The Son by Philipp Meyer

I don’t know why I was excited to read this book, I’ve not even read American Rust but when I was offered a review copy I jumped at the chance. So far I’m finding this book to be compelling and can see why people hold Philipp Meyer in such high regard.


What it Was by George Pelecanos

George Pelecanos is best known as a writer for The Wire, I will admit I’ve not watched the show in its entirety but I thought I’ll try one of his books.

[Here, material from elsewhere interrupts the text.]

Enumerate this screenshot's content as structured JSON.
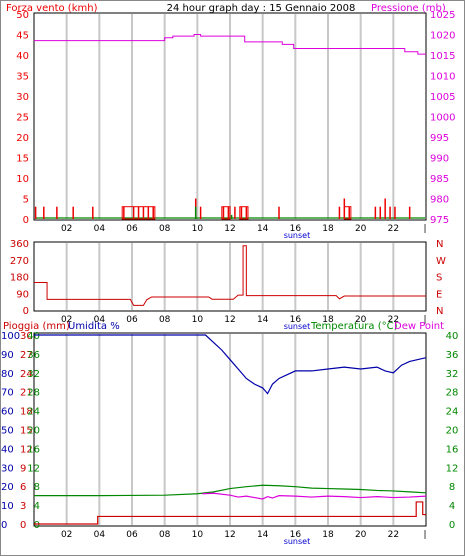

This has a real 1970’s feel to it and so far I’m really enjoying the pulp style. Apparently this is book five in a series but it reads like a standalone novel.


A Sport and a Pastime by James Salter

I first heard about this book from The First Tuesday Book Club (now known as The Book Club) and thought it might be a short book for the Literary Exploration challenge’s Erotica pick. This is a library book so I will need to get to this book soon.


Ghostman by Roger Hobbs

Another library book, this book was talked about on the Books on the Nightstand podcast and they described the protagonist as a descendant of Lee Child‘s Jack Reacher and Richard Stark‘s Parker. Then the final nail in the coffin was when the blurb called it “Stunningly dark, hugely intelligent and thoroughly addictive”.


Guards! Guards! by Terry Pratchett

A friend of mine lent me these books; while I’m not really a fan of fantasy I did mention I have enjoyed the fantasy/pulp crossover novels. So now I’ve been told to read Guards! Guards! and if I like it, Men at Arms.  Not sure when I’ll get to these books, but they sit beside my bed waiting for me.


Mimi by Lucy Ellmann

I recently receive this book and I don’t know what it is but I feel drawn to it. Mimi does look intriguing but I’m still not sure what to expect. The novel is described as “Sparkling, polemical, irreverent, slippery, and sexy”.

While I have plenty of other books I plan to read these are the books sitting next to my bed hoping to take priority. This is not always the case, I might put some on my TBR bookshelf but they are all calling for some attention. Do you have a pile of books waiting beside your bed? and if so what are they.